- Le congé de naissance sera indemnisé jusqu’à 70 % du salaire net.
- Il pourra durer jusqu’à deux mois par parent, à temps plein.
- Il vise à renforcer l’égalité parentale et le soutien à la natalité.
- Ce congé est distinct du congé parental, toujours en vigueur.
- Sa mise en œuvre est prévue dans le cadre du budget 2026.
Le congé de naissance, mesure emblématique du prochain projet de loi de financement de la Sécurité sociale, prend forme. Annoncé il y a deux ans comme un levier du « réarmement démographique », il s’inscrit désormais dans un cadre budgétaire défini et bénéficie d’un large soutien politique. À terme, ce nouveau dispositif devrait permettre aux parents de prolonger leur présence auprès de leur enfant, dans des conditions financières plus favorables que celles du congé parental actuel.
Ce congé de naissance, distinct des congés de maternité et de paternité, sera indemnisé à hauteur de 70 % du salaire net le premier mois, 60 % le deuxième, avec un objectif clair : favoriser le partage des responsabilités familiales, offrir du temps réel à la cellule familiale, et alléger une pression sociale croissante sur les jeunes foyers.
Mais derrière cette annonce, des questions demeurent.
Quels sont les contours concrets du nouveau congé de naissance ?
Le texte, intégré au projet de budget de la Sécurité sociale 2026, pose les bases d’un congé de naissance mieux rémunéré et mieux encadré. À ce stade, plusieurs éléments sont déjà confirmés :
- Durée : jusqu’à deux mois, par parent, à temps plein.
- Indemnisation : 70 % du salaire net le premier mois, 60 % le second.
- Modalités : prise en simultané ou en alternance, mais jamais à temps partiel.
- Accessibilité : ouvert aux deux parents, sans conditions de genre.
Le gouvernement entend faire de cette mesure un levier d’égalité entre les femmes et les hommes, en supprimant la logique de substitution souvent reprochée au congé parental, peu utilisé par les pères.
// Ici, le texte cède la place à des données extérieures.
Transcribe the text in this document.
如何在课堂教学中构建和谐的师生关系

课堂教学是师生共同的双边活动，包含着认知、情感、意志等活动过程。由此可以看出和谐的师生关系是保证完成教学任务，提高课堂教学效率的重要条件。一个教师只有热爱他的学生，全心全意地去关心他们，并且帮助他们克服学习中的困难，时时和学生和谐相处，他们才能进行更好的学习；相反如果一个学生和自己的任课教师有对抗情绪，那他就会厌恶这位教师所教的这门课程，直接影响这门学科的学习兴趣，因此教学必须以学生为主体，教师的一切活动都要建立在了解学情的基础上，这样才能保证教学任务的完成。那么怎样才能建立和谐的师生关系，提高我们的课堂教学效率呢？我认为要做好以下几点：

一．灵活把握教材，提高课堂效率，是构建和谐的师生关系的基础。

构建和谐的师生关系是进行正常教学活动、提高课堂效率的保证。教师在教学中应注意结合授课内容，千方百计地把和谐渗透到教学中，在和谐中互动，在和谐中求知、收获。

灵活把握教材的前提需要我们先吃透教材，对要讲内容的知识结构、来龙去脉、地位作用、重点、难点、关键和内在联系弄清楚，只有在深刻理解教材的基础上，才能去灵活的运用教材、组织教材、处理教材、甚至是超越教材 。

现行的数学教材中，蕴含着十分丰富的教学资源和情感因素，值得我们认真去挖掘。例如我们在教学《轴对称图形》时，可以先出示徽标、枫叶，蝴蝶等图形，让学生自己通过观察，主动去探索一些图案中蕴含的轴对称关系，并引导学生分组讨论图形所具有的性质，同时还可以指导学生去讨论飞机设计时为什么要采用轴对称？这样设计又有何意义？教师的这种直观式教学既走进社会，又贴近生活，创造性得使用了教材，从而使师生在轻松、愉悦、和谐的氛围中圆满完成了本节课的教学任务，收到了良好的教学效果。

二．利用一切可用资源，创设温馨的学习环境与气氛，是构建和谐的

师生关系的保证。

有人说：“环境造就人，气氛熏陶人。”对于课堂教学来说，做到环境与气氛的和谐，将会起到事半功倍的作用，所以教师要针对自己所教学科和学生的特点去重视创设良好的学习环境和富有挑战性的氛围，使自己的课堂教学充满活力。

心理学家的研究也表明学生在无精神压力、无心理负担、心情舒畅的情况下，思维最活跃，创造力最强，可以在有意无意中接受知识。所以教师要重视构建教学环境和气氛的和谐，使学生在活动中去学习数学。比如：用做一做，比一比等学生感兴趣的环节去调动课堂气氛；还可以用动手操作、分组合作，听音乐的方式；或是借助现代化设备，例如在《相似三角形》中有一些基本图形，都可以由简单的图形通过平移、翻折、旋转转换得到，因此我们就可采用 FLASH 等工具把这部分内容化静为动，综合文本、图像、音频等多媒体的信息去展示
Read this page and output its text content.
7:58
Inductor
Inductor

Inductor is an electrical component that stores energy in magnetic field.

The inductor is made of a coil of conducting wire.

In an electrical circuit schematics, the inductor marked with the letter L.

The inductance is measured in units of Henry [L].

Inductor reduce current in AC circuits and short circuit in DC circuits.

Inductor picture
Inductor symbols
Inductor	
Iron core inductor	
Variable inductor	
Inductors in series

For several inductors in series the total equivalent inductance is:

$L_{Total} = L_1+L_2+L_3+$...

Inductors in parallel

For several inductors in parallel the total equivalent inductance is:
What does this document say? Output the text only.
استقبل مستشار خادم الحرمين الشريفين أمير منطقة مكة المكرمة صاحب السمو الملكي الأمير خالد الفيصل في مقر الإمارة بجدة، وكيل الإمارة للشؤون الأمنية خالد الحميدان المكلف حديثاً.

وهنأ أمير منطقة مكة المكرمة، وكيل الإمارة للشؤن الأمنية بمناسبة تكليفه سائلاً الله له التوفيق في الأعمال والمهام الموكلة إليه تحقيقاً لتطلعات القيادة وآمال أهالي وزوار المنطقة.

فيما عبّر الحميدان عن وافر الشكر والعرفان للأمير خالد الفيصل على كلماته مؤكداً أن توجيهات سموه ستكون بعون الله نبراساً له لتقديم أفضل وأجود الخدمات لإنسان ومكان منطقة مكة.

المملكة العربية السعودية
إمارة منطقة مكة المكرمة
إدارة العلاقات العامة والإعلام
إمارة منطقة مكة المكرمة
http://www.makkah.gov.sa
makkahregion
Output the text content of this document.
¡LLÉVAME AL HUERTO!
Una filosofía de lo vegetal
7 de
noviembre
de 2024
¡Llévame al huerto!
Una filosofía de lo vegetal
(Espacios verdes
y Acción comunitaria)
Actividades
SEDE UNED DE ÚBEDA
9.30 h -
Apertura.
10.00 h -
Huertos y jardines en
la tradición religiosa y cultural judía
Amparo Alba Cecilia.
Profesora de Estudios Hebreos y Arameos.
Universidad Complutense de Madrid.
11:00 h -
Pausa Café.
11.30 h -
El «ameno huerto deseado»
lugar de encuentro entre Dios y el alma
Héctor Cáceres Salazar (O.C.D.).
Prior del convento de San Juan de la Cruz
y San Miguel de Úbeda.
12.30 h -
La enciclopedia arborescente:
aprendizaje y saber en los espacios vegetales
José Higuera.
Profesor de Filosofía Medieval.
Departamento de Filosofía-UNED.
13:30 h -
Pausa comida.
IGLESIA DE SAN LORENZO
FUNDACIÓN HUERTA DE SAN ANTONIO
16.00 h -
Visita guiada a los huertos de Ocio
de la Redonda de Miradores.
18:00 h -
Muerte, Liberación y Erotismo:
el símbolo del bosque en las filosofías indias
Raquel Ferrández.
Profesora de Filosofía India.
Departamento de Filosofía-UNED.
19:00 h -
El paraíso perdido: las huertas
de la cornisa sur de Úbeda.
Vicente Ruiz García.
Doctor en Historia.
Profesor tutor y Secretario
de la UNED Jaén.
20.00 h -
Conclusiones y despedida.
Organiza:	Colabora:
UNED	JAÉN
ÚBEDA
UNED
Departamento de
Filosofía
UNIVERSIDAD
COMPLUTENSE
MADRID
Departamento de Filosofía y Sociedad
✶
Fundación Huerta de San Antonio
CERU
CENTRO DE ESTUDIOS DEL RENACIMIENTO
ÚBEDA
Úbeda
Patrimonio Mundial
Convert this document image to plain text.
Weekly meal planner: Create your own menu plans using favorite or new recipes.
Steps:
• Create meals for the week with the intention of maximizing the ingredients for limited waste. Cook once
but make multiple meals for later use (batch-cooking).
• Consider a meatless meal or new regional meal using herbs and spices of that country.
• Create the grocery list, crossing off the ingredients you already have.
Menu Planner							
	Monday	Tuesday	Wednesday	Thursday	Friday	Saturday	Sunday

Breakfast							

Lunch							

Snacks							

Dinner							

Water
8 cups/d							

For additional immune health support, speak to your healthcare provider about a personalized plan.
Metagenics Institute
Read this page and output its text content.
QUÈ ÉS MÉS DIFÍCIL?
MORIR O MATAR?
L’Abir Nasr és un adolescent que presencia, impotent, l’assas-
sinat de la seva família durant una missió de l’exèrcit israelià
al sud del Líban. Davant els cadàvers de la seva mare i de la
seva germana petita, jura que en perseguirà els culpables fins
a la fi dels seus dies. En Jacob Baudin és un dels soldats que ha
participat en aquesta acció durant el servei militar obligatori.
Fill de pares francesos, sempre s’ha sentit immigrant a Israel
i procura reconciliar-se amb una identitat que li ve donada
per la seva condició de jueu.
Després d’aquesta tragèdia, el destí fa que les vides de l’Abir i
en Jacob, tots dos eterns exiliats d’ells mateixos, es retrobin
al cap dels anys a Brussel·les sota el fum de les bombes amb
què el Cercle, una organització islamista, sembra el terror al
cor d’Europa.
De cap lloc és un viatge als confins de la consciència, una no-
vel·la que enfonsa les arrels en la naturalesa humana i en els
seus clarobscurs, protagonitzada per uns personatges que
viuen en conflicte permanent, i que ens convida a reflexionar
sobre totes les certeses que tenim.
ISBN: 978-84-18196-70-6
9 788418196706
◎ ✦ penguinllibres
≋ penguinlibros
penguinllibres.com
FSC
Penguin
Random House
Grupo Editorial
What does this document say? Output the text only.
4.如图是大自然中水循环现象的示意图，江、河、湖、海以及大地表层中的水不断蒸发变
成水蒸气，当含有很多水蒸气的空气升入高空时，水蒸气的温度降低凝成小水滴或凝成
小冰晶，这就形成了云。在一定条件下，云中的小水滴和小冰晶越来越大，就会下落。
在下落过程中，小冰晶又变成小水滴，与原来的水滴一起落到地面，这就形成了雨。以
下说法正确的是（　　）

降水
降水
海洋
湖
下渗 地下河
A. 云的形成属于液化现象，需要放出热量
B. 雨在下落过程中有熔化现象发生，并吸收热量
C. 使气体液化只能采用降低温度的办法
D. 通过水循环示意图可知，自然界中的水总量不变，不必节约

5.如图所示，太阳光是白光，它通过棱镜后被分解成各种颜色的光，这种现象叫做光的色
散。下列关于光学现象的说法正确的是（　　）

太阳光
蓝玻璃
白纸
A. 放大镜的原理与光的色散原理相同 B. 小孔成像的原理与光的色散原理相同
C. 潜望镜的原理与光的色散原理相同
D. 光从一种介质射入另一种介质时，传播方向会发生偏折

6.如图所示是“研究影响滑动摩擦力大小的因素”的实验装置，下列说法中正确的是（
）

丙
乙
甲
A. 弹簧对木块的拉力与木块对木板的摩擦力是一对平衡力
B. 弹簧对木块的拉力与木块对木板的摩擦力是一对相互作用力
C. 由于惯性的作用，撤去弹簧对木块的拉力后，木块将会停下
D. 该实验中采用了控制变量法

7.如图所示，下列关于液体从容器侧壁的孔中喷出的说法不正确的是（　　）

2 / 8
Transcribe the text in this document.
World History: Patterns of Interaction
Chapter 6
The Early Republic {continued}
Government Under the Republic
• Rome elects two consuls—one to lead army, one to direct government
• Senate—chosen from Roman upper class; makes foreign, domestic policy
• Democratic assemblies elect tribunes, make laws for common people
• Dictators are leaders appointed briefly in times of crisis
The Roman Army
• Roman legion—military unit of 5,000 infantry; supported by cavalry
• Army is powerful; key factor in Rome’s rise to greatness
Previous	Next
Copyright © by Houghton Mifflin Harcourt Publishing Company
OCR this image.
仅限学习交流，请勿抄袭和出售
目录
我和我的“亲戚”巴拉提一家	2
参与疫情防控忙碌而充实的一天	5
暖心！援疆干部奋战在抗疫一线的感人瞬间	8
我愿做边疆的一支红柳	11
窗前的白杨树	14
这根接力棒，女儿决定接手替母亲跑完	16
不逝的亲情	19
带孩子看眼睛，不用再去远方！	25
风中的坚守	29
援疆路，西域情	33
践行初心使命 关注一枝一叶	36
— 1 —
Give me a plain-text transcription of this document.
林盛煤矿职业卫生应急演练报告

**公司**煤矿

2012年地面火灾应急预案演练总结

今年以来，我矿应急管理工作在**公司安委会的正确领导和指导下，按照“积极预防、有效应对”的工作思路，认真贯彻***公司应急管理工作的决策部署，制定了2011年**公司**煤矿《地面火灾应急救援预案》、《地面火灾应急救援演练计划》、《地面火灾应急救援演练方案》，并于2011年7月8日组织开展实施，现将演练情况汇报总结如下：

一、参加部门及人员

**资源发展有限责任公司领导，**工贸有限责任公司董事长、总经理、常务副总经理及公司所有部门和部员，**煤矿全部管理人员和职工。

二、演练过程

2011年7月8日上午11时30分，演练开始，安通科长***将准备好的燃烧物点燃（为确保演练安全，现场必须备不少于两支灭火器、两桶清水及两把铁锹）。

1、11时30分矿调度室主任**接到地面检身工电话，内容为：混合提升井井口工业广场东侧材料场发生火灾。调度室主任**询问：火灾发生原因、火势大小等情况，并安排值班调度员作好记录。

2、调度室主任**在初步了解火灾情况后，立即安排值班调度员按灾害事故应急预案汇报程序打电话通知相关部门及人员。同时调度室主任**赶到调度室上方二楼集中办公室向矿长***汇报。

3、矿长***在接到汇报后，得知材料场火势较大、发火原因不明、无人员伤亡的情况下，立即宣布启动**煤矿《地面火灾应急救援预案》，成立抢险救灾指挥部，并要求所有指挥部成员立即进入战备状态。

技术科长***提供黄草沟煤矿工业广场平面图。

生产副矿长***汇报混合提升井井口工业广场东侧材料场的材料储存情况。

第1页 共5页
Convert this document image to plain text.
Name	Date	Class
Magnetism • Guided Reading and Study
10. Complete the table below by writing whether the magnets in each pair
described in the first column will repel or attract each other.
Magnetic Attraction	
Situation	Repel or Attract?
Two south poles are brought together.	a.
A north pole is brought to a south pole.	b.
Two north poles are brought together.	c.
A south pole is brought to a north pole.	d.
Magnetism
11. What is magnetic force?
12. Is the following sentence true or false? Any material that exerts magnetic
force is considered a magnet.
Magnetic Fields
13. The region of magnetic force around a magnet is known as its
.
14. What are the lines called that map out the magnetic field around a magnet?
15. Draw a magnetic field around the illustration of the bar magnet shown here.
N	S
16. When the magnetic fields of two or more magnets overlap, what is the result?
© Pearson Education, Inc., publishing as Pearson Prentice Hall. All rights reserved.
« Un investissement fort », selon les mots de la ministre Aurore Bergé, qui chiffre l’impact budgétaire à 300 millions d’euros dès la première année.
Cette mesure ne remplace pas les dispositifs existants ; elle les complète, tout en posant les bases d’une future réforme du congé parental, encore en débat.
Le congé de naissance marque-t-il une rupture dans la politique familiale ?
Le contexte politique donne à cette annonce une résonance particulière. Depuis plusieurs années, la natalité française décline, tandis que les demandes de congés parentaux chutent. Le congé de naissance s’inscrit dans une stratégie plus large visant à réconcilier travail et parentalité.
Trois éléments clés semblent guider cette réforme :
- Rééquilibrer les rôles parentaux en allongeant les droits du second parent.
- Mieux rémunérer le temps passé auprès de l’enfant.
- Éviter le décrochage professionnel, en maintenant une connexion avec l’emploi.
Contrairement au congé parental, souvent pris par les mères seules et faiblement indemnisé (environ 400 euros par mois), le nouveau dispositif introduit une logique d’universalité et d’égalité.
Il reflète également une évolution sociétale : les jeunes parents réclament plus de présence, plus de sens, et moins de compromis entre vie familiale et vie professionnelle.
Conclusion : Une avancée sociale, mais des ajustements à venir
Le congé de naissance marque un changement d’échelle dans la façon dont la société reconnaît le temps parental. En offrant une indemnisation partielle mais significative, en encourageant la coresponsabilité, il ouvre un espace jusque-là peu valorisé : celui du lien précoce, partagé, avec l’enfant.
Mais il ne saurait résoudre à lui seul les fragilités du modèle familial français : faiblesse des modes de garde, inégalités professionnelles persistantes, précarité des jeunes foyers. Sa réussite dépendra autant de sa mise en œuvre que de son articulation avec les autres volets de la politique familiale.
FAQ – Ce qu’il faut savoir sur le nouveau congé de naissance
Le congé de naissance remplace-t-il le congé parental ?
Non. Il vient le compléter. Le congé parental reste en place pour le moment, mais sa réforme est à l’étude.
Quelle sera l’indemnisation exacte du congé de naissance ?
70 % du salaire net pendant le premier mois, puis 60 % le second. Les montants seront précisés par décret.
Le congé de naissance est-il obligatoire ?
Non. Il s’agit d’un droit, pas d’une obligation. Chaque parent pourra choisir de le prendre ou non.
Les deux parents peuvent-ils en bénéficier en même temps ?
Oui. Ils pourront le prendre en simultané ou de façon alternée, selon leur organisation familiale.
Le congé de naissance s’adresse-t-il à tous les types de foyers ?
Oui. Il est conçu comme un droit universel, quels que soient le sexe, le statut marital ou le type d’union des parents.